Activision: Films and games “exploiting current events” are “received differently”

By Stephany Nunneley

Activision publishing CEO Eric Hirshberg feels that while “video games are fictitious popular culture” in the same vein as films, the content included in each are received in a very different manner.

Speaking with Kotaku, Hirshberg said the Modern Warfare series isn’t more exploitative than films such as The Hurt Locker, as each tells a story the makers felt needed to be told. The difference between shooter and movies, Hirshberg feels, is in the way each medium is perceived by the public: films are viewed as artistically interpreting current events, whereas games are seen as exploitative.

“There’s a sense that games are more exploitive in a way that The Hurt Locker — which also was designed as form of entertainment — isn’t,” he said. “I think they are an art form, and I think that ‘too soon’ criteria is not applied to things like Green Zone. Or United 93. There will be a time when we look back and find it quaint that video games were so controversial. I think the active ingredient to changing that attitude is time.

“The producers didn’t create The Hurt Locker as a public service; they did it to tell a story that they thought needed to be told. It was a piece of entertainment that they sold tickets to and sell DVDs with. And, yet, that’s not viewed as exploiting current events. It’s viewed as somehow artistically interpreting and commenting on current events. The creative process of making that movie and making our games is very similar, but they’re received differently.”

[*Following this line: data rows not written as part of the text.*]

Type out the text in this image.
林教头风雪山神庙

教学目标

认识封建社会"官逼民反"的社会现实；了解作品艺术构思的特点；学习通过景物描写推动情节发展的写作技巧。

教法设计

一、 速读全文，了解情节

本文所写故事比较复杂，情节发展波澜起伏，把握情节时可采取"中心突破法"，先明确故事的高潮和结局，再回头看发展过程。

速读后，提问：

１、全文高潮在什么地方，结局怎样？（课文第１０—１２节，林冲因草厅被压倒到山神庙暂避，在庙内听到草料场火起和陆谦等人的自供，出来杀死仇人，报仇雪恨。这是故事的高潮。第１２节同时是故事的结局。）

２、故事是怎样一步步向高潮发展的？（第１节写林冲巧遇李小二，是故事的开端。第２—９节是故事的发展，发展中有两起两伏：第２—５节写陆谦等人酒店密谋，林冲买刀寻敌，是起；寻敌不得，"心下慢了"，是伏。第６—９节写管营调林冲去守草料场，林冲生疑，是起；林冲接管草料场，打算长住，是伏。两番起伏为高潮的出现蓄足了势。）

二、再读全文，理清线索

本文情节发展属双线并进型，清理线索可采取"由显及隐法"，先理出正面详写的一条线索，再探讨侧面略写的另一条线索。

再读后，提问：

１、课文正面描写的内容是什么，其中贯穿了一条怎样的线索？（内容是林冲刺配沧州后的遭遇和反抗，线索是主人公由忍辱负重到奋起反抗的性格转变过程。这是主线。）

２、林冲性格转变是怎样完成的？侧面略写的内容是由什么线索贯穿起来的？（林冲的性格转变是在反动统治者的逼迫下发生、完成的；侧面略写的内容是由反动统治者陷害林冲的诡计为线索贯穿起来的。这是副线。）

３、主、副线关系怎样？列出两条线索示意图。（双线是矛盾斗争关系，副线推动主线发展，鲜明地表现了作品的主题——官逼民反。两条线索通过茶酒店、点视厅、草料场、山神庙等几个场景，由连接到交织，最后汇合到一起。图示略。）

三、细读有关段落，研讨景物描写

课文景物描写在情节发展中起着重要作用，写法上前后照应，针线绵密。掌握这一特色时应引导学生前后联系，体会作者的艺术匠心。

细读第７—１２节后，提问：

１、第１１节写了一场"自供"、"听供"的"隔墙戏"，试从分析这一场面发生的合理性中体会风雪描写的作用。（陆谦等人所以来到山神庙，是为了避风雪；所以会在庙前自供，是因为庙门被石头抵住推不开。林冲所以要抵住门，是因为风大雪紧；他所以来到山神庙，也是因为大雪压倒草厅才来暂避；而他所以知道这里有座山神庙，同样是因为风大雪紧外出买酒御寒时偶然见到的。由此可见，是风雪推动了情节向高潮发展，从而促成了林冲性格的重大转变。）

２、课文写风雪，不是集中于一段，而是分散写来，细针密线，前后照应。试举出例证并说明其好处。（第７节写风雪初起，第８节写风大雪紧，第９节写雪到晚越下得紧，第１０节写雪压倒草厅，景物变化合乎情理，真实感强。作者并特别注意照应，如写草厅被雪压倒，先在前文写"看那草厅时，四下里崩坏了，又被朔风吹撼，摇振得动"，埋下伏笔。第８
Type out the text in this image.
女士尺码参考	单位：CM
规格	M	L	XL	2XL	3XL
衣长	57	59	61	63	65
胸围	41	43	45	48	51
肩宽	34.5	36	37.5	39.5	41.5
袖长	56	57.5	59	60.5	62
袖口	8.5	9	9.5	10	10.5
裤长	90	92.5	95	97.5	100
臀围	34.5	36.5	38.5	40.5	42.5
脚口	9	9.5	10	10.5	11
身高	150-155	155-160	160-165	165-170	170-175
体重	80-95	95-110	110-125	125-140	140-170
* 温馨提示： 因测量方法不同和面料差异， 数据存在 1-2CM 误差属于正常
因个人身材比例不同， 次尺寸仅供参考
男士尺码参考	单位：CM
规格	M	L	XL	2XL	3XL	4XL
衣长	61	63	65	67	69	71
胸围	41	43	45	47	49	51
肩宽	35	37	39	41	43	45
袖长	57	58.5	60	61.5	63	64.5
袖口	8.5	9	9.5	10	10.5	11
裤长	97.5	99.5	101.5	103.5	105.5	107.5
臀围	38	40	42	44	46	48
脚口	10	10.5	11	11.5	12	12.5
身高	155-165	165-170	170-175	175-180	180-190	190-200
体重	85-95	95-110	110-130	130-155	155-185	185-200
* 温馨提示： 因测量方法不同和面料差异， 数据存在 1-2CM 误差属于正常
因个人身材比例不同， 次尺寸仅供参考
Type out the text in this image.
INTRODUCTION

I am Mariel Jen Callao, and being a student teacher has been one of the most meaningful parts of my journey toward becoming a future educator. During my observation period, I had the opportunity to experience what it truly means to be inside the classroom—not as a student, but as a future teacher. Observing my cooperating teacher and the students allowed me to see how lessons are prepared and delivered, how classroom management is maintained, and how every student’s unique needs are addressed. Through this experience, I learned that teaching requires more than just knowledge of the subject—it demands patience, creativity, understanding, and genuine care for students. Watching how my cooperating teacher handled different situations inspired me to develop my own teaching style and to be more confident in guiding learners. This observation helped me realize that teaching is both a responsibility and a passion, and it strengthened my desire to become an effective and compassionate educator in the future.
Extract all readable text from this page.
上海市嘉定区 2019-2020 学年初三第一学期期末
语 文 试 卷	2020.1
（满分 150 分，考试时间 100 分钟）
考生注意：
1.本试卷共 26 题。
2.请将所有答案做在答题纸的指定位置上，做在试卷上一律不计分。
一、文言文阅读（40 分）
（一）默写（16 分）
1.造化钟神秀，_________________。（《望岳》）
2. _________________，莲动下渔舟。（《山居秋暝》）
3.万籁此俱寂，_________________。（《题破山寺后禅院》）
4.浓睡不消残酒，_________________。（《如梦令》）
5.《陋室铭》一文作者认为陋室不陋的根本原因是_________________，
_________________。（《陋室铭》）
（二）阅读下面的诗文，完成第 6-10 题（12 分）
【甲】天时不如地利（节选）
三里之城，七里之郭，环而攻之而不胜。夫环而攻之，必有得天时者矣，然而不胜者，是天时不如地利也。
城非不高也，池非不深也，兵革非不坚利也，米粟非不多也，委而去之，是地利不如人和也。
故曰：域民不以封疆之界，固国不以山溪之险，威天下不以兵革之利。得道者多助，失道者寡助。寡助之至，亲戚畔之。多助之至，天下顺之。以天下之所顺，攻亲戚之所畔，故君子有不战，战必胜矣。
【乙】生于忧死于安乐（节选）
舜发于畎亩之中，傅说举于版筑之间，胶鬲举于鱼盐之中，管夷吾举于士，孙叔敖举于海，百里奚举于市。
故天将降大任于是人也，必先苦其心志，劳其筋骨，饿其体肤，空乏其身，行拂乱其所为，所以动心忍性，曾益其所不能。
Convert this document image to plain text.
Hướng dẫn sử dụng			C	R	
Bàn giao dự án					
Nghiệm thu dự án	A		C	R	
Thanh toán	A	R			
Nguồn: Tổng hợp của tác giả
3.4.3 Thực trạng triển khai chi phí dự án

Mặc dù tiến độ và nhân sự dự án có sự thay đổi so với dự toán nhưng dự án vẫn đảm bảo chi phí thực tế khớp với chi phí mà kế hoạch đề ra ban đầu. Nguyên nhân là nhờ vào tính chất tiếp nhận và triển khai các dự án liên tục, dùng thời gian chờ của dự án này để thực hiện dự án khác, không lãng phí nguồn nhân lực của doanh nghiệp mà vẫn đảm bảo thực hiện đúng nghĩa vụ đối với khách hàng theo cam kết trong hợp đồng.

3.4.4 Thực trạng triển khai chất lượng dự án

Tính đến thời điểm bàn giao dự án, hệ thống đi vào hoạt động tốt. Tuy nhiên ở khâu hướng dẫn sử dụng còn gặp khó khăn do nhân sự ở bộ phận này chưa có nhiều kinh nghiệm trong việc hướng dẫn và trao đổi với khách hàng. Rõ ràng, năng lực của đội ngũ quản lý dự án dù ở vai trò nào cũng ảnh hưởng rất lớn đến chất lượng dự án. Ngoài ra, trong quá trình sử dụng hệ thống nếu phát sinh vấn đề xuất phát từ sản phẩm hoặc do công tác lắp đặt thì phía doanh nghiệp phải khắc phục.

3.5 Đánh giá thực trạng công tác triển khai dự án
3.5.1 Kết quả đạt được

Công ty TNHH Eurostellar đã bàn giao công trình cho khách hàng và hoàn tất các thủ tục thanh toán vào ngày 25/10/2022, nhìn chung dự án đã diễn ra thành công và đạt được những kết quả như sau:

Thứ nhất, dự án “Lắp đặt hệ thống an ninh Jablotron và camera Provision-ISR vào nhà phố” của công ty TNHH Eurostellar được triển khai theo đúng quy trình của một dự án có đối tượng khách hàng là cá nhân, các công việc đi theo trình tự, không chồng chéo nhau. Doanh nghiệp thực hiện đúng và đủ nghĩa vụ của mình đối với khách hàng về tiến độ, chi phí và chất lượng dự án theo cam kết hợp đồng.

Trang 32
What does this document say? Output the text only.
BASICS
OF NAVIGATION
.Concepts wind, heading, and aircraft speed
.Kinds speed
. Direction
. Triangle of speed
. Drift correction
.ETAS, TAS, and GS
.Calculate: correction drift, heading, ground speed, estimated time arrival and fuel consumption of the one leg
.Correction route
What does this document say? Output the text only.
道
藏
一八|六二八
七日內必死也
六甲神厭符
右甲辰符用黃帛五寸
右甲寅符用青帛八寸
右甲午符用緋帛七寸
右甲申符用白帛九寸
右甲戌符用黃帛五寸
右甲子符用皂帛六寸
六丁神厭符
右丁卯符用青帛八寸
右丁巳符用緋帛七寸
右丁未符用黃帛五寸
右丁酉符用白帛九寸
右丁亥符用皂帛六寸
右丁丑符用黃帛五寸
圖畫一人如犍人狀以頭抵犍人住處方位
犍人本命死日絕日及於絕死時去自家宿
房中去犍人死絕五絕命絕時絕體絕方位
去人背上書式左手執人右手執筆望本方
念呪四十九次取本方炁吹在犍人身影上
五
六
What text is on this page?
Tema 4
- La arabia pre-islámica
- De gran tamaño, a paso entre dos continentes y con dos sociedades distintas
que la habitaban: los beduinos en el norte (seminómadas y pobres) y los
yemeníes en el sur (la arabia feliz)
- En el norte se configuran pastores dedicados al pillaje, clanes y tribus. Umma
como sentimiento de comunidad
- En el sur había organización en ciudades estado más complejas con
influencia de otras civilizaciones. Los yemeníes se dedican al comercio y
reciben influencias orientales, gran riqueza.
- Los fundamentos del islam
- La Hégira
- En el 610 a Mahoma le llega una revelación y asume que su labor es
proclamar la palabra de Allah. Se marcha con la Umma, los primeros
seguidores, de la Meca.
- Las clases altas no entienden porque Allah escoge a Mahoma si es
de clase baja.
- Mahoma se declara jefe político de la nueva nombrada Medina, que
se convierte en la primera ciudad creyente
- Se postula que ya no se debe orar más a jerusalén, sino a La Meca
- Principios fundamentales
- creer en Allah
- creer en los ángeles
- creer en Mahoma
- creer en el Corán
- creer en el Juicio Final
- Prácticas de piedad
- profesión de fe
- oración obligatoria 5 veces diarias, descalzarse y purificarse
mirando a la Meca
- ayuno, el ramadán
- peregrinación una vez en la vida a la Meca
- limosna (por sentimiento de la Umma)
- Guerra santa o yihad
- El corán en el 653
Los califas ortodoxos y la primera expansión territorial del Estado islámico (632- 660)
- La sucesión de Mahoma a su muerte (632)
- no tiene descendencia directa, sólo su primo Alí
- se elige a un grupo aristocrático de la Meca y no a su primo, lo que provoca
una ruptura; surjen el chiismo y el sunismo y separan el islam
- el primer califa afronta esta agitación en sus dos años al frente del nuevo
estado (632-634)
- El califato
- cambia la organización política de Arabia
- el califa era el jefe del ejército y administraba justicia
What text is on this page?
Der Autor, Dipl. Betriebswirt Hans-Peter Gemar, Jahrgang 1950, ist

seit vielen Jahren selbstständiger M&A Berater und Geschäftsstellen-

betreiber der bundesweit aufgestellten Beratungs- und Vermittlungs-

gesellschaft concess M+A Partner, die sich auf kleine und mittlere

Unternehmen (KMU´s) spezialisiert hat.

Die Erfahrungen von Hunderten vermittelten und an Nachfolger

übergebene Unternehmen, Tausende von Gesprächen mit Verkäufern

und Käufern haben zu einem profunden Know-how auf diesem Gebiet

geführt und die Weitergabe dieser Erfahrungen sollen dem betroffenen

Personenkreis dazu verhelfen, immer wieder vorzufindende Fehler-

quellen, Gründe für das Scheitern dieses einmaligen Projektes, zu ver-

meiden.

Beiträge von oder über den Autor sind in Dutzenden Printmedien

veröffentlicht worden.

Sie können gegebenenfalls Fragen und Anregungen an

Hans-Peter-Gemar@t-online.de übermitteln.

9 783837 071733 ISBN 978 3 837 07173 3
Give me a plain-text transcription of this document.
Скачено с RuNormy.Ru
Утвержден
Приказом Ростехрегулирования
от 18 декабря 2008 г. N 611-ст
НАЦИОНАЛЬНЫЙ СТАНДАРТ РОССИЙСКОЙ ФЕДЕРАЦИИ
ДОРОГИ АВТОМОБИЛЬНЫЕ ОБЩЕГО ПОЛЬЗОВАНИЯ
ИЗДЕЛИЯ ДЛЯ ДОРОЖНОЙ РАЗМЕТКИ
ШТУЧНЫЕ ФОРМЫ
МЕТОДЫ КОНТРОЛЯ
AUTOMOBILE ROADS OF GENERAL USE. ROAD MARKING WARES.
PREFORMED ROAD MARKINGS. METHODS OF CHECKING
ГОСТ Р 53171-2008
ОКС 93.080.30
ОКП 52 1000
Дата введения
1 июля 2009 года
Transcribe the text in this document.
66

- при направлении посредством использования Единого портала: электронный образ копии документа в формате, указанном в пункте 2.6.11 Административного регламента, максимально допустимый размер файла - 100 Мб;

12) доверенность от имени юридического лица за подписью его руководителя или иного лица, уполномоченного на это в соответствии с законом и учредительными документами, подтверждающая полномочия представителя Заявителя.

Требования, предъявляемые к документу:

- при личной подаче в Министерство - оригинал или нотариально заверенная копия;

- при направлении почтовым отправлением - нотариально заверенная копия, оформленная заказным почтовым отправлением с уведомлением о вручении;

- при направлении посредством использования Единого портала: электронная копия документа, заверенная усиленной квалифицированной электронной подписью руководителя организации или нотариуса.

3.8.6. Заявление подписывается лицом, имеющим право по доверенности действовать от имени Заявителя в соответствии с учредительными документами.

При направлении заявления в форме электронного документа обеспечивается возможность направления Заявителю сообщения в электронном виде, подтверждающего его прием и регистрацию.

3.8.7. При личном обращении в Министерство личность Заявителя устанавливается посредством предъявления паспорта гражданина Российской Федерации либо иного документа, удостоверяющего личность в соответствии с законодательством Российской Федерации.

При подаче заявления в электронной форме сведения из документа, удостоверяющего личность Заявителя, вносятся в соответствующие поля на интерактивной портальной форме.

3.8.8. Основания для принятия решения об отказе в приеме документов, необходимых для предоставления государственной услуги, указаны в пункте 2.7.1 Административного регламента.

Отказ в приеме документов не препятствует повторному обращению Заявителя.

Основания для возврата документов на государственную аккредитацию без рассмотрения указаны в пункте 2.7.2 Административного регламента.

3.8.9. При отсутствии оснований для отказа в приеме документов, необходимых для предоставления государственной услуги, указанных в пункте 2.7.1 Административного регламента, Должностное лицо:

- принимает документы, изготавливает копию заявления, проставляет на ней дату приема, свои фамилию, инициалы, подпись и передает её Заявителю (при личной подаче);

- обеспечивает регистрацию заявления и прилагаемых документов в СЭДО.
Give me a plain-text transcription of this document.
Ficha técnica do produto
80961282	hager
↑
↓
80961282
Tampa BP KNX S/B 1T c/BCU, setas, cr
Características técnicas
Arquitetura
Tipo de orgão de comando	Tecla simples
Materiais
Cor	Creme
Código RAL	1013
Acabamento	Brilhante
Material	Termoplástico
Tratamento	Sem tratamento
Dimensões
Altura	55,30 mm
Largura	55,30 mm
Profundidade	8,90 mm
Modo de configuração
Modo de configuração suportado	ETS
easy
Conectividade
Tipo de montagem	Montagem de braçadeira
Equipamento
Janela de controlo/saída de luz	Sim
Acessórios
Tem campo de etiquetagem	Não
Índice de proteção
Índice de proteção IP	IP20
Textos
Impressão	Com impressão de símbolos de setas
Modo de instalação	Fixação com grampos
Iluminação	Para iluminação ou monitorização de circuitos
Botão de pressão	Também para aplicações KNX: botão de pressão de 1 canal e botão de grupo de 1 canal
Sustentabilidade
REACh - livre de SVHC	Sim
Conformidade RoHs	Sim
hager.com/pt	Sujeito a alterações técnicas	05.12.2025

While the Modern Warfare series has famously pushed the envelope with its content, specifically with the No Russian mission in MW2 and a terrorist attack in MW3 which kills a family walking down the street, Hirshberg said Infinity Ward doesn’t add such scenes for the sake of being provocative. Furthermore, since it’s a game and not a film, it focuses more on the action side of things instead of striving to be a literary interpretation of current events.

“The narrative of Call of Duty has been much more good guys and bad guys, and brotherhood and the journey and the battle,” said Hirshberg. “And I don’t think that’s an indictment. It’s a choice, one that’s maybe a little less literary and a little more action-oriented in terms of its foundation. I don’t think that means the narrative structure of Call of Duty is lacking, though. I can name a hundred other movies that are not like Black Hawk Down, but you don’t leave questioning about the heroism and the bravery and the action and the sort of extreme experience of battle.

“We’ve told the stories that the developers want to tell. I don’t think we’ve made choices based on avoiding or aiming for commentary. The story and the characters have unfolded with great intent from our developers. Black Ops is an example where the guys who were really doing the secret stuff during the Cold War intersected with reality a little. Like there was the scene with Castro. There was the scene with President Kennedy. There were moments where it felt like that could have maybe really happened. But, then in the next scene, you’re doing something that couldn’t have really happened.

“So I see that was an example of a new angle on a military adventure story.”

Modern Warfare 3 has been on the market for two weeks, grossing $775 million in its first five days. In it’s first 24-hours on the market, it moved 6.5 million copies in the US and UK alone.